Daraus kann man schließen, dass nicht unbedingt dringender Handlungsbedarf in Sachen Unfallvermeidung herrscht – aber nicht, dass ein Tempolimit auf Autobahnen nichts für die Verkehrssicherheit bringen würde. Wo heute die Geschwindigkeit begrenzt wird, geschieht es ja oft, um Gefahren abzuwehren. Man könnte also vermuten, dass Strecken mit und ohne Limits die Autofahrer in ähnlicher Weise stressen und zu Unfällen beitragen. Womöglich lassen sich also durch ein Absenken der Geschwindigkeit auf »freien« Strecken solche fatalen Fehler am Lenkrad reduzieren.

Viele internationale Studien zeigen zudem, dass langsameres Fahren die Sicherheit verbessert und ein Beschleunigen des Verkehrs größere Gefahren bedeutet. Um solche Daten zu systematisieren, wird oft eine Studie aus Schweden mit einem griffigen Ergebnis zitiert: Ein Prozent geringeres Tempo führt zu zwei Prozent weniger Unfällen mit Verletzten, zu drei Prozent weniger Unfällen mit Schwerverletzten und zu vier Prozent weniger Unfällen mit Getöteten. Das Problem dabei: Die Untersuchung aus dem Jahr 2004 von Göran Nilsson vom Institut für Technologie in Lund, aus der die Faustformel stammt, behandelt als höchste Geschwindigkeit 112 Kilometer pro Stunde. Ob man daher die entsprechenden Effekte erzielt, wenn man frei laufende deutsche Premiumautos von 160 auf 130 bremsen will, ist nicht unbedingt gesagt.
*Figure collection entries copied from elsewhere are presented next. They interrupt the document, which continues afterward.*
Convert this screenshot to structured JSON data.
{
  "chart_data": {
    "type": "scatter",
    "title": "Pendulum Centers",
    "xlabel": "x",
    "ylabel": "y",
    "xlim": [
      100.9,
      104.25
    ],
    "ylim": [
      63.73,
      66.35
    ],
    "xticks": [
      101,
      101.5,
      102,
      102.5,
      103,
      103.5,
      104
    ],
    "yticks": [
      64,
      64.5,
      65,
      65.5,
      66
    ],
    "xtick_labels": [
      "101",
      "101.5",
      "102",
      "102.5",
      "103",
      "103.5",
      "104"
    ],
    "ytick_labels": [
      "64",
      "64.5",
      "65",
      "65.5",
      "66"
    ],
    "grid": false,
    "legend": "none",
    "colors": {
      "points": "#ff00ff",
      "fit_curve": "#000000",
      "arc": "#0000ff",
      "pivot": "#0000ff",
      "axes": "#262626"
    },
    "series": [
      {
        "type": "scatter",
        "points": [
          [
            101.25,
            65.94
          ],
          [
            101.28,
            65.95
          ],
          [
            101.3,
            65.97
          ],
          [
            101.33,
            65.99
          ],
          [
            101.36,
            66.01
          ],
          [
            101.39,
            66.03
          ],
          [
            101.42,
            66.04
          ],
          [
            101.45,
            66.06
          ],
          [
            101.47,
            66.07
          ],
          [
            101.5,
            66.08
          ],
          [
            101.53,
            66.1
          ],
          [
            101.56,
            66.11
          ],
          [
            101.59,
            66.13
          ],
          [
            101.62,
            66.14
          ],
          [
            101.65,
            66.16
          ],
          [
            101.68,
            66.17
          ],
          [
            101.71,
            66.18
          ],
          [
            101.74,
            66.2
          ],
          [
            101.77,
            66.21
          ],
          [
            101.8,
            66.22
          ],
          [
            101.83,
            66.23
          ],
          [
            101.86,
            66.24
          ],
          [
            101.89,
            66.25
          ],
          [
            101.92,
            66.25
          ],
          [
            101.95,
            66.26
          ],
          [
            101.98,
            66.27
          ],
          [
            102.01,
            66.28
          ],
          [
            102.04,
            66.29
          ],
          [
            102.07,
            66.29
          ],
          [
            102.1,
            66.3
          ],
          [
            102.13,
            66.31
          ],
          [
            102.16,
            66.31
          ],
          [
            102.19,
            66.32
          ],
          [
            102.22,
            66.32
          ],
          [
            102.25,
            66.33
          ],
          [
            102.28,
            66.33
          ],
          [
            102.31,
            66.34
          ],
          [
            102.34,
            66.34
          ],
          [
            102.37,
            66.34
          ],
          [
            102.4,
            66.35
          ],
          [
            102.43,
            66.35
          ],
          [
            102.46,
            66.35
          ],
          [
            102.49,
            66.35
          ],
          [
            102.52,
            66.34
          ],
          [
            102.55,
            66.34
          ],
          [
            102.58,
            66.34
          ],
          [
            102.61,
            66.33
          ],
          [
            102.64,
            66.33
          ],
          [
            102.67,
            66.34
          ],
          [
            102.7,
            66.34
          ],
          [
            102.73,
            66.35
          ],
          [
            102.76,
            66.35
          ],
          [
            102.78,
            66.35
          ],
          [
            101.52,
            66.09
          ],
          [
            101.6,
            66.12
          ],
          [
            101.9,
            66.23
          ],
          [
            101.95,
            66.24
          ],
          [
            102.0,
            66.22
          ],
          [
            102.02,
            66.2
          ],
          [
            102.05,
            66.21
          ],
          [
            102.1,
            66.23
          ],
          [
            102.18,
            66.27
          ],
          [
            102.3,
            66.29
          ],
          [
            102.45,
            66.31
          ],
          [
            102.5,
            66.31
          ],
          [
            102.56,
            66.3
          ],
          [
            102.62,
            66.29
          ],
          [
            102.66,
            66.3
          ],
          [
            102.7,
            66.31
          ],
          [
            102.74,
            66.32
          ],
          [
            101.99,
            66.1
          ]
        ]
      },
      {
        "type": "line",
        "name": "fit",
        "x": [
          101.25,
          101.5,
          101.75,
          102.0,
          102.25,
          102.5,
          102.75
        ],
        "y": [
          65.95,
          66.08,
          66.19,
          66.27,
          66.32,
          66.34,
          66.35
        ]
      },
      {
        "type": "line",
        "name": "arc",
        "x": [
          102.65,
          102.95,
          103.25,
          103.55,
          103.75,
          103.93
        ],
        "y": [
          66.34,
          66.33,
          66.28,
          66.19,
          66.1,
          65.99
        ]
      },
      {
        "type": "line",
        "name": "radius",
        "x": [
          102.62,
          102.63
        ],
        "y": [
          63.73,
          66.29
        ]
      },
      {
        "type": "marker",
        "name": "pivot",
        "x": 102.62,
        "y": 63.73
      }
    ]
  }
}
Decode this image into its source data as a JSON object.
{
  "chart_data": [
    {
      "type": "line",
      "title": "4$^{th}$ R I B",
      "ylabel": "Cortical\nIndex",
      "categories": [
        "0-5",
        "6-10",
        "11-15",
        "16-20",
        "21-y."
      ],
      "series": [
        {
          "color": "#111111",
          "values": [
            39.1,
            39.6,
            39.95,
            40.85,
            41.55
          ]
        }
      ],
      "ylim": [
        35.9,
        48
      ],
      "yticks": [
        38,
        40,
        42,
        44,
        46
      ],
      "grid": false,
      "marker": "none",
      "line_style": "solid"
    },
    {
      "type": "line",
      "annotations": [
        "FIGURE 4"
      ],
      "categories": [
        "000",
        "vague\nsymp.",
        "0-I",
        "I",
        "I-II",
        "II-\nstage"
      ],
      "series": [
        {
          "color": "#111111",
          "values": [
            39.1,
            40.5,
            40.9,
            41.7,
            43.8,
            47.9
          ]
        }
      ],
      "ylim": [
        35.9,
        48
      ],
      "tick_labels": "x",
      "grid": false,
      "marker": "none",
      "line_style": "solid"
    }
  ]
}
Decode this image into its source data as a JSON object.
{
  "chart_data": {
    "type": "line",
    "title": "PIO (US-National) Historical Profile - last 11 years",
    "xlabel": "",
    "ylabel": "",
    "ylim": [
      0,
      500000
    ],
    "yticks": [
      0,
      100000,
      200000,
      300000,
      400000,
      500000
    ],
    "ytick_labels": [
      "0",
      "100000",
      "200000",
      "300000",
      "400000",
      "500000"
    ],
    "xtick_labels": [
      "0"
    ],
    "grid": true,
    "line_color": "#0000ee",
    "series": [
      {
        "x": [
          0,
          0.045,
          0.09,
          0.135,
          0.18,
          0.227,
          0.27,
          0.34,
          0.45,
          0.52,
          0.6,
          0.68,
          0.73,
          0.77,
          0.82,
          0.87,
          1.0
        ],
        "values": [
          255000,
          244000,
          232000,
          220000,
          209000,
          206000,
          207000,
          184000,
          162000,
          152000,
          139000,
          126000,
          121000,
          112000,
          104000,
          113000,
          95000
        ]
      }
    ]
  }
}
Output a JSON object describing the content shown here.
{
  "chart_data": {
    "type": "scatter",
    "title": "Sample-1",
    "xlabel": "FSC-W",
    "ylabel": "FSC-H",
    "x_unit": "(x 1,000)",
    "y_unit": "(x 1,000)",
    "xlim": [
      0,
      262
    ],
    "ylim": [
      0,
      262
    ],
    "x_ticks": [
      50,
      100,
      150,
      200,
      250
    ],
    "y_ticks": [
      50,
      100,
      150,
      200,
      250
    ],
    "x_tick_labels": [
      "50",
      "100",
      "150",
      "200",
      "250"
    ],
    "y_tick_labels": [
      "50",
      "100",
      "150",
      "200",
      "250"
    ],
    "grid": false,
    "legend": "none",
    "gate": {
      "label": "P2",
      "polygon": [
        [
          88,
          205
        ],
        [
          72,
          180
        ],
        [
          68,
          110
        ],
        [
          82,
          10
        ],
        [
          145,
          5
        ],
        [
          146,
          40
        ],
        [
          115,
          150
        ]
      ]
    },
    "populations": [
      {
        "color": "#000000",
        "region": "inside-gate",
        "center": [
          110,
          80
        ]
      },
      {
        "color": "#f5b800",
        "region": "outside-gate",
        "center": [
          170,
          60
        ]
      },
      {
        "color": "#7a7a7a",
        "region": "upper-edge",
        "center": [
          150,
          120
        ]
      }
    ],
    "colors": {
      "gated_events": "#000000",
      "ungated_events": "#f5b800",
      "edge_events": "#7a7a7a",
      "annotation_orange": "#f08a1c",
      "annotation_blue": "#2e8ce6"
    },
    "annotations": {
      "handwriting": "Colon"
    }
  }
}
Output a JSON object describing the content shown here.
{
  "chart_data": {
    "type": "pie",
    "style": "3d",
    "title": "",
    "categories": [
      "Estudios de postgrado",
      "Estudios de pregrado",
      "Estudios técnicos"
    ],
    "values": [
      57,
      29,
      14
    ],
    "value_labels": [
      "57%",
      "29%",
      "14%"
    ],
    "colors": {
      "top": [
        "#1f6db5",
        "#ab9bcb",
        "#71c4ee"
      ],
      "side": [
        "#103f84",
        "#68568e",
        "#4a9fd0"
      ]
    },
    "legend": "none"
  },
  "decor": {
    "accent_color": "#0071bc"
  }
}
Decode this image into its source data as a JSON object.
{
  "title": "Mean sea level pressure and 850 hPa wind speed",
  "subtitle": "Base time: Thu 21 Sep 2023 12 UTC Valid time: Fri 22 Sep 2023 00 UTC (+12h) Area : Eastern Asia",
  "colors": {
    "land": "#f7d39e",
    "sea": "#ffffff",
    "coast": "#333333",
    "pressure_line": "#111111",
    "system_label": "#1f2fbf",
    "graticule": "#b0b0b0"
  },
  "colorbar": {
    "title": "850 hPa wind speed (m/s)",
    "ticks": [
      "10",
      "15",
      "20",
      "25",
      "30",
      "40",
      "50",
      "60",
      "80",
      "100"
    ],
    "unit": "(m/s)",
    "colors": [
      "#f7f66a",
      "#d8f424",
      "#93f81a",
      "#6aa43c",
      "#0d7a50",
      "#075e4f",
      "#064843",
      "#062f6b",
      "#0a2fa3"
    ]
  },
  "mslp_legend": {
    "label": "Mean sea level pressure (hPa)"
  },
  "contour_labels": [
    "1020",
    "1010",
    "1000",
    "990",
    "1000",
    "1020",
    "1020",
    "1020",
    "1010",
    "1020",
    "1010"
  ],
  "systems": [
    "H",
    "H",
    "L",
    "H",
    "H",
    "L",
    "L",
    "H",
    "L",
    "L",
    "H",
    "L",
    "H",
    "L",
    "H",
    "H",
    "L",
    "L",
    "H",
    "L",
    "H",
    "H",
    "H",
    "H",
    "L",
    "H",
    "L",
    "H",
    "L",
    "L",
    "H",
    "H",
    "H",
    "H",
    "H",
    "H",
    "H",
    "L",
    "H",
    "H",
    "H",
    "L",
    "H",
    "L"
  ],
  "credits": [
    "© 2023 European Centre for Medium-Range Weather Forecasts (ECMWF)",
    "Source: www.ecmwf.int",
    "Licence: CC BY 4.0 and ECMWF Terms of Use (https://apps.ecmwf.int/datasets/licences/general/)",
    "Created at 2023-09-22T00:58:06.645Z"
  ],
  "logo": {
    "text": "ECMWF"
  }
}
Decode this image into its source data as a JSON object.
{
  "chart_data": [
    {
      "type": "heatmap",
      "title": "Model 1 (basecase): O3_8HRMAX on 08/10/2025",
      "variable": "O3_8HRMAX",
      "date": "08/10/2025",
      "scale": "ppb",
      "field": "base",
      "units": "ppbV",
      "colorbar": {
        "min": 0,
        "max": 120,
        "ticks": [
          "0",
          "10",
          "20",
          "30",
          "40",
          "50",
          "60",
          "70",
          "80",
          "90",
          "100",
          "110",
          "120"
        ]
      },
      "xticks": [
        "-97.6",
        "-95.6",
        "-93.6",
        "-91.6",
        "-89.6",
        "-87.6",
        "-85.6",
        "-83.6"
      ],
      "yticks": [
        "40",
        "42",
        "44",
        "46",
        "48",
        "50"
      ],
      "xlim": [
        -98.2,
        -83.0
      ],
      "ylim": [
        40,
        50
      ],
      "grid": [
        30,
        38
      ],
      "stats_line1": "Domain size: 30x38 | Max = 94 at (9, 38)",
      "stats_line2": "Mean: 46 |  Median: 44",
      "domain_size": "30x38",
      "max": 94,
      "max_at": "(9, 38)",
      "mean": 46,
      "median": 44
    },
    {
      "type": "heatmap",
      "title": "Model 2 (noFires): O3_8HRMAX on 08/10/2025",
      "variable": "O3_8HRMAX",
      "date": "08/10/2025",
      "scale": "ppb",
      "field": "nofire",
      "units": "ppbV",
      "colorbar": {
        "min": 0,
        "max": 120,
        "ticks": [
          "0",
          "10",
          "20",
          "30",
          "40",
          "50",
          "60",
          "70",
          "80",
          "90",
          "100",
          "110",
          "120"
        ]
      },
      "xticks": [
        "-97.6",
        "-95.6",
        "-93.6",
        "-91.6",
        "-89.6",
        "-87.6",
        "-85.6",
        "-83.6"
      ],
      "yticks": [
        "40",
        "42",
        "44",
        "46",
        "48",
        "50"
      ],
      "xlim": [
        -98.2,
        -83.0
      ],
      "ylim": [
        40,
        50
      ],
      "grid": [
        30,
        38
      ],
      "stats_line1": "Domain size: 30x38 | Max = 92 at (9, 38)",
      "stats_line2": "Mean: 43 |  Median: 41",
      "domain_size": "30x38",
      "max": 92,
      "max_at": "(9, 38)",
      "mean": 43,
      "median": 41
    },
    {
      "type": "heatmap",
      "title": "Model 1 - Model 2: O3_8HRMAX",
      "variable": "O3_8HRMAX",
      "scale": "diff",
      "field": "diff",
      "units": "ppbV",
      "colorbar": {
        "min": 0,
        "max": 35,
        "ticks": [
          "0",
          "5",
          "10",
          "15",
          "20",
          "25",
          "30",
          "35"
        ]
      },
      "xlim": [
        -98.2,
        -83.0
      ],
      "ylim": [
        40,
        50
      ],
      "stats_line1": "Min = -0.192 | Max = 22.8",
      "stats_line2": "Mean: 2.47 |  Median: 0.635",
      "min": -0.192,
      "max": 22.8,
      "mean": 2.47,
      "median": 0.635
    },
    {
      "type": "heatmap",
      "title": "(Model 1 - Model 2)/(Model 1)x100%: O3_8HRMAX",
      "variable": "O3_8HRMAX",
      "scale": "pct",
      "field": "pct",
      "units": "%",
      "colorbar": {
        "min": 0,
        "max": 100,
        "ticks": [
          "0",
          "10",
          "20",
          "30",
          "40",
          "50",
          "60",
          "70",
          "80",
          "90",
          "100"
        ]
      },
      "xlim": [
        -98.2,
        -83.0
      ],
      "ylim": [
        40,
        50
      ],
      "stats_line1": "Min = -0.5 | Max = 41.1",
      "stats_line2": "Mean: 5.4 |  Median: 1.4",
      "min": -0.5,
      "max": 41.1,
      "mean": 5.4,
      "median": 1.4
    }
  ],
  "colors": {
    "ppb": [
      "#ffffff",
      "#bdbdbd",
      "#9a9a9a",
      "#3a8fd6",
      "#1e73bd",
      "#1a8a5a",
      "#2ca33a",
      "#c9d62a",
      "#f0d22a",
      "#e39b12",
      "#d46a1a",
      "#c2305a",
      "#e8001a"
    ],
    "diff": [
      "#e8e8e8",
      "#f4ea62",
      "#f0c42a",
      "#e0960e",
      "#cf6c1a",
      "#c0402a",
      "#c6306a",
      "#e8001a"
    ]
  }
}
Es ist aber kaum vorstellbar, dass es keine Effekte gibt.

Fazit: Bringt ein Tempolimit was?

Eine ganze Reihe von Daten zeigt, dass eine Begrenzung der Geschwindigkeit auf Autobahnen mit großer Wahrscheinlichkeit einige erwünschte Folgen hätte: weniger Kohlendioxid, weniger Schadstoffe, weniger Verkehrstote. Doch die Effekte sind womöglich klein; sie später statistisch nachzuweisen, dürfte von Details der Annahmen und Messverfahren abhängen. Das würde den Gegnern des Tempolimits die Chance geben, die Resultate grundsätzlich anzweifeln. Es ist daher kaum anzunehmen, dass sich die Debatte so oder so befrieden ließe.

Vor diesem Hintergrund kann man den Satz der Bundesumweltministerin Svenja Schulze (SPD) verstehen, die in einem Interview gesagt hat, der Streit um ein Tempolimit auf Autobahnen sei eine »Symboldebatte aus der Vergangenheit«. In der Politik heißt Symbol in der Regel: bringt wenig und ist sehr schwierig durchzusetzen, weil auch die jeweiligen Kontrahenten den Symbolwert erkennen und entsprechend erbitterten Widerstand leisten. Der Streit wird also weitergehen.